The AEIVA’s inaugural exhibition, “Material Evidence: Art in Search of Representation and Identity,” was curated by the Birmingham Museum of Art and features works in two galleries culled from the impressive private collections of some of Birmingham’s most dedicated art collectors and enthusiasts. The third gallery will feature selections from the UAB Permanent Art Collection. Both shows will be on exhibition Jan. 16 to March 6. The AEIVA, located at 1221 10th Ave. South, is open to the public 10 a.m.-6 p.m. Monday-Friday and 12-6 p.m. Saturday and is closed Sundays and holidays. Visit the AEIVA online at www.uab.edu/cas/aeiva or call 205-975-6436. A complete schedule of events presented by the UAB Department of Art and Art History at the AEIVA in 2014 is available.
Gail C. Andrews, the R. Hugh Daniel director of the Birmingham Museum of Art, says the museum is delighted to curate the inaugural exhibition for the AEIVA.
“The Institute is physically beautiful and brings a freshness and excitement to our community — and not just the art community, the entire city,” Andrews said. “We believe this space can be an incubator for ideas and dialogue, attracting people across campus and across the city. Birmingham is incredibly fortunate to have a large and impressive group of art collectors, and ‘Material Evidence’ highlights the excellence and diversity of many of these private collections. We are incredibly grateful to them for their enthusiasm for this project and their willingness to share these objects with the public.”
Lenders to the exhibition include Margaret and Bruce Alexander, Catherine and Bill Cabaniss, Lydia Cheney and Jim Sokol, Charlsie and Ralph Cook, Carnetta and Norm Davis, Rebecca and Jack Drake, Ellen and Fred Elsas, Beverly and Stanley Erdreich, John Hagefstration, Barbara and Basil Hirschowitz, Dick Jemison, John Morton, Karen and Joel Piassick, Nancy and John Poynor, Leslie and Elton Stephens Jr., Michael Straus, and Carolyn Wade.
The AEIVA will house works from UAB’s permanent collection that include Polaroids and prints by Andy Warhol; a Pablo Picasso lithograph; six large James Rosenquist lithographs; eight Donald Judd etchings; large-format Polaroids, particularly those by William Christenberry; Christo’s “Mein Kölner Dom, Wrapped”; an Anthony Caro paper sculpture; a mural by Dzine; a painting by James Marshall, aka Dalek; and much more.
The building features state-of-the-art security and environmental control systems for humidity, temperature and UV exposure, as well as a loading/unloading bay within the building so works are always climate-controlled.

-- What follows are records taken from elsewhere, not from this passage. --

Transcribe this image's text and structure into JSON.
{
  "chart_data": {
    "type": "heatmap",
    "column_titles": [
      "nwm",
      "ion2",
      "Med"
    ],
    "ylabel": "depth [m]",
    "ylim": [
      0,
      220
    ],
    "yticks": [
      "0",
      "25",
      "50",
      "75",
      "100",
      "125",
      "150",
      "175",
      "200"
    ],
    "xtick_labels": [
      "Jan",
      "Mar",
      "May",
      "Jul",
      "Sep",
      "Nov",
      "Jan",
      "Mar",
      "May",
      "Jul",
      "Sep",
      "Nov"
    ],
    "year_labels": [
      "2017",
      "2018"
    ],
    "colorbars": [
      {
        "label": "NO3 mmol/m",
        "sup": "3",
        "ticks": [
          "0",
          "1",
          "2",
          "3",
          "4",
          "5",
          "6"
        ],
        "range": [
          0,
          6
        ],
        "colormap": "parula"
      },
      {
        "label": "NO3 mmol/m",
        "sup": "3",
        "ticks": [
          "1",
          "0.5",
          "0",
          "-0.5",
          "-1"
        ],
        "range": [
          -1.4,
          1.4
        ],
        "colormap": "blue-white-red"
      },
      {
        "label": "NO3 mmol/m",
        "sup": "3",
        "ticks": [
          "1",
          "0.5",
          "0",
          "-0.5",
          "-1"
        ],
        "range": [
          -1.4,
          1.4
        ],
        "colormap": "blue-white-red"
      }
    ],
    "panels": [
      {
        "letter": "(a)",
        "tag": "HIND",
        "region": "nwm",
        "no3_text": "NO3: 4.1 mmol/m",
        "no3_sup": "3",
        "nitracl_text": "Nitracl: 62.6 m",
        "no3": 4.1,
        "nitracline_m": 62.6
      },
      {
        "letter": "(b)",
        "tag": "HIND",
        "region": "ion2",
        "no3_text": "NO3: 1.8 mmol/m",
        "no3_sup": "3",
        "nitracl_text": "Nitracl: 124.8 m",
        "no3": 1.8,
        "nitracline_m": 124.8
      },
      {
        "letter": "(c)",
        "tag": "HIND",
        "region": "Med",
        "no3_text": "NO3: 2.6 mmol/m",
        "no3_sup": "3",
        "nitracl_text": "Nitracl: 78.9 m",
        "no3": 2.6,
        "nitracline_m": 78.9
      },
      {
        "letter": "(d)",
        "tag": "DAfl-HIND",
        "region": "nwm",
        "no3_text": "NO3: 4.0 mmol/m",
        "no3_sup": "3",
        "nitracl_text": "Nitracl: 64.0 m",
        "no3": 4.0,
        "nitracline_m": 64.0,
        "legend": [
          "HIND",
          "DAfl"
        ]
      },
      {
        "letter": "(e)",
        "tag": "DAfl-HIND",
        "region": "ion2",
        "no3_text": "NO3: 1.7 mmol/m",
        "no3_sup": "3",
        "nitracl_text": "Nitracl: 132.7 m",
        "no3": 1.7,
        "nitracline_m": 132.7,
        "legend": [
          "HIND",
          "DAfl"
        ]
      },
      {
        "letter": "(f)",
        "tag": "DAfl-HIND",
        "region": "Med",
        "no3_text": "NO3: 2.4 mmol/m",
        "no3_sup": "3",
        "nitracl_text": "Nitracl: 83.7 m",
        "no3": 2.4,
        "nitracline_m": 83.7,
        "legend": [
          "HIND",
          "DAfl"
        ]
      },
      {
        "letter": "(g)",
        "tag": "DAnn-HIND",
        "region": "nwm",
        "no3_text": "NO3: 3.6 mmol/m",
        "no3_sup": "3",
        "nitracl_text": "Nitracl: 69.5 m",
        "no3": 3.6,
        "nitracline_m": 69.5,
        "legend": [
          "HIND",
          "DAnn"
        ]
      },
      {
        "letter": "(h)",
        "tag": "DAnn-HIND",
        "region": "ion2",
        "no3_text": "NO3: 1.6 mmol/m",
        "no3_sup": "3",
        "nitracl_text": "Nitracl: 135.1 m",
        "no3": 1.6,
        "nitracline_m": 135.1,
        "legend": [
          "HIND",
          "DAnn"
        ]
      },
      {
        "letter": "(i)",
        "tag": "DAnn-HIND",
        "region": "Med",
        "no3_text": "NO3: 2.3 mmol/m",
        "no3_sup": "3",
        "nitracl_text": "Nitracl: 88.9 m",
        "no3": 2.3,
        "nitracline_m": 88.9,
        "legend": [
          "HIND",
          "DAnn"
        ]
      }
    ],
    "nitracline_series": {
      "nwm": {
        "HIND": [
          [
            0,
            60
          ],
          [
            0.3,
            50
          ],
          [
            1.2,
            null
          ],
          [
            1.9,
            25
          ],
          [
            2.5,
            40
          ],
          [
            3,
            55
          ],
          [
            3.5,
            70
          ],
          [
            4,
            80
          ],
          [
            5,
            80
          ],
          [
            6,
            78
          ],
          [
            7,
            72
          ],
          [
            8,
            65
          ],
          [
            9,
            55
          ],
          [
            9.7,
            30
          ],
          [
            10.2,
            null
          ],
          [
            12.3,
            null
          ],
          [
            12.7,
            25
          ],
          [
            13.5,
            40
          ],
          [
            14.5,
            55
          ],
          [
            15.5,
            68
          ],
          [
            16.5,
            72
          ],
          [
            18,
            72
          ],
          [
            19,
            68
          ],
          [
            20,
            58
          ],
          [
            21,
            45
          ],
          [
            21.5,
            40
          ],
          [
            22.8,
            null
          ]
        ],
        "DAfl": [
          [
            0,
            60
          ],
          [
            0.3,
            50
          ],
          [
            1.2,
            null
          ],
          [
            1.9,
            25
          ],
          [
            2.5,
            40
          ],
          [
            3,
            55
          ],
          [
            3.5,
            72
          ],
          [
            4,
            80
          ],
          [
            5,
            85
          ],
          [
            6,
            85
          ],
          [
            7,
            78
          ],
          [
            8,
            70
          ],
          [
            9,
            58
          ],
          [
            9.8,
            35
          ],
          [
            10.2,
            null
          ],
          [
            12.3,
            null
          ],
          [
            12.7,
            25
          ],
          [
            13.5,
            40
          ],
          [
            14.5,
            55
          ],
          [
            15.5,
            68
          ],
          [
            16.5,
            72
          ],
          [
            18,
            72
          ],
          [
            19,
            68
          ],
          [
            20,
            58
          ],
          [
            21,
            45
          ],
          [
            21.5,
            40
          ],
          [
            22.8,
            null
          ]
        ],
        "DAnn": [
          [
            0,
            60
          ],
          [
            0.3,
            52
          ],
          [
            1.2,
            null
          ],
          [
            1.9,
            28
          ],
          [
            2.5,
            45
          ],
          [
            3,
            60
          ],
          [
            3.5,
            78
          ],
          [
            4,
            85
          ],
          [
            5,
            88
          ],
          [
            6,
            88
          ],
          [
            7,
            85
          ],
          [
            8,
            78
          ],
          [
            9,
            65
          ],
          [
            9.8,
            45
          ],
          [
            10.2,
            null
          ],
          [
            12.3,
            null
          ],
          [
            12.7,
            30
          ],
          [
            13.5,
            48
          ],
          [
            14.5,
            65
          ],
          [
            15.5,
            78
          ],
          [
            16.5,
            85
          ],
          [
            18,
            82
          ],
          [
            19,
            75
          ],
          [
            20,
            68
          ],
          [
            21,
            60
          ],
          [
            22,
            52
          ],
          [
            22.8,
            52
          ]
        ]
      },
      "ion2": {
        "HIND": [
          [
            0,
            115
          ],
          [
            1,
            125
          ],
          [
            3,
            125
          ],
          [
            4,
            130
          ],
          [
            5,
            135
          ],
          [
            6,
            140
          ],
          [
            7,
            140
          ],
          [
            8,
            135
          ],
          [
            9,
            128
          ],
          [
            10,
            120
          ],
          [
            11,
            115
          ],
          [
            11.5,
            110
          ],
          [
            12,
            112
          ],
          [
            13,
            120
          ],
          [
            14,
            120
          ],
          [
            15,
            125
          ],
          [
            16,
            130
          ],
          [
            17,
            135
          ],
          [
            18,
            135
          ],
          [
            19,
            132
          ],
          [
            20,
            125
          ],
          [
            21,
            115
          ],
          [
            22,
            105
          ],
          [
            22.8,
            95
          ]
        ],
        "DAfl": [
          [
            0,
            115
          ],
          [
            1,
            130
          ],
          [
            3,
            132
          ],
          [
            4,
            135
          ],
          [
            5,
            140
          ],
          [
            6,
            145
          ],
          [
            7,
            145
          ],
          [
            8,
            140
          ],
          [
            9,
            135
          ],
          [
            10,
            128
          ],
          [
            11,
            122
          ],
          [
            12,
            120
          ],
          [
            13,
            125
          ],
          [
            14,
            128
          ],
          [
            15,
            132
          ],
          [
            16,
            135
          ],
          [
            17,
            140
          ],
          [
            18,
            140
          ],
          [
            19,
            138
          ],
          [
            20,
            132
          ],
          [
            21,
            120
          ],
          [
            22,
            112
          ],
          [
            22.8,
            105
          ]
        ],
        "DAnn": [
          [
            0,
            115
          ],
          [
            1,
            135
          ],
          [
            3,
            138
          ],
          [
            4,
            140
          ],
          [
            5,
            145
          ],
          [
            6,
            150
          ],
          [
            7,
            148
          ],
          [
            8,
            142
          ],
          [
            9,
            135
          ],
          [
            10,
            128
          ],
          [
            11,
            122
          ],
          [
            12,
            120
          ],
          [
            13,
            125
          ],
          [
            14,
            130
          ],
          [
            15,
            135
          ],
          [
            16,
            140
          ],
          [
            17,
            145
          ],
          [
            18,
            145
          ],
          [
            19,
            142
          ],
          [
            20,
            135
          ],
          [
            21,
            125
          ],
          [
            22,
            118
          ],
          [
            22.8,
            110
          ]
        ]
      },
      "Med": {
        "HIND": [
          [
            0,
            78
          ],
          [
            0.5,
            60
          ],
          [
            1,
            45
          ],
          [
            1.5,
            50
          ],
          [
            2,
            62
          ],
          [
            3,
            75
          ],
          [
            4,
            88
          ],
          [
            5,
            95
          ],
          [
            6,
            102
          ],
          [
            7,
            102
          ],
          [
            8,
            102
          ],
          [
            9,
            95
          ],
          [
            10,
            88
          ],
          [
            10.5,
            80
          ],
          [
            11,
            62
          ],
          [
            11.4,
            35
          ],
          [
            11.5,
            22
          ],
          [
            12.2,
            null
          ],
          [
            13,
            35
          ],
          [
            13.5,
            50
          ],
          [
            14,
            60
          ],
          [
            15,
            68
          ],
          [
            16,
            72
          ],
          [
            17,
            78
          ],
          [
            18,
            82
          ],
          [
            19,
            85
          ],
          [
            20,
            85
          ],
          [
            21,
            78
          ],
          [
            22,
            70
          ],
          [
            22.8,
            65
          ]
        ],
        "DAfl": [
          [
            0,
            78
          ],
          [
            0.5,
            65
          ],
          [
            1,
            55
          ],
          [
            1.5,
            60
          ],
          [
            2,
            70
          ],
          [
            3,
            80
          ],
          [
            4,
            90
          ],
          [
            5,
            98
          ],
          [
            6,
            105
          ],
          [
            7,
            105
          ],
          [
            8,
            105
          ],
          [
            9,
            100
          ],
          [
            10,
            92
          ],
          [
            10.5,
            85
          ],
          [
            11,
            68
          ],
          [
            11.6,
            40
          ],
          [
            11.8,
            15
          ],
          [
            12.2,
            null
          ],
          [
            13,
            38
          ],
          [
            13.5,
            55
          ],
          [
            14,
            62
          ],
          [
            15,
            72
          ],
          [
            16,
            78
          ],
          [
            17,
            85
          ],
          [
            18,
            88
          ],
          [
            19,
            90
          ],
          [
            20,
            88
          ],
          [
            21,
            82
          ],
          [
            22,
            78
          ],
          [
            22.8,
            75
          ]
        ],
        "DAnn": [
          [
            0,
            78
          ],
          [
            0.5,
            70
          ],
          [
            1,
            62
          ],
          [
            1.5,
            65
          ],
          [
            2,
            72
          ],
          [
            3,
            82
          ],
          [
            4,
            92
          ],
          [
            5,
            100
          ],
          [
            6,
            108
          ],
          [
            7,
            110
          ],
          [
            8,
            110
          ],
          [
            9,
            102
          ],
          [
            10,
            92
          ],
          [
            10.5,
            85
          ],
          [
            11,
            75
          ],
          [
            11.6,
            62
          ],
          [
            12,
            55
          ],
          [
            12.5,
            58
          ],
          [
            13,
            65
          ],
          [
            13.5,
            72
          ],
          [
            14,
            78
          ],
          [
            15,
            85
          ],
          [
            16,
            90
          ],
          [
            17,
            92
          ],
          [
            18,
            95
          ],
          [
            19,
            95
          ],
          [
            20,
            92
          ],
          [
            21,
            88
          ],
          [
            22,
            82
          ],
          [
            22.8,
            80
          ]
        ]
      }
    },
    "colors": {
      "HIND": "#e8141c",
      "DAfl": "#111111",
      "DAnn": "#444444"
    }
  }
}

Based on a palette of red brick, glass and patinaed zinc, the AEIVA will have an outdoor sculpture garden, a covered art plaza and exterior spaces for gathering. A two-story atrium allows natural light to flood the glass-enclosed, ground-floor lobby. Both the lobby and the atrium provide views between second-floor academic spaces and ground-floor public access as well as into and out of the facility. The art plaza, an extension of the main lobby, will support events from catered dinners to performances. The design also includes an education bar, light monitor and elevator cube on the north side of the main public entrance, and a canopy over the gallery concourse.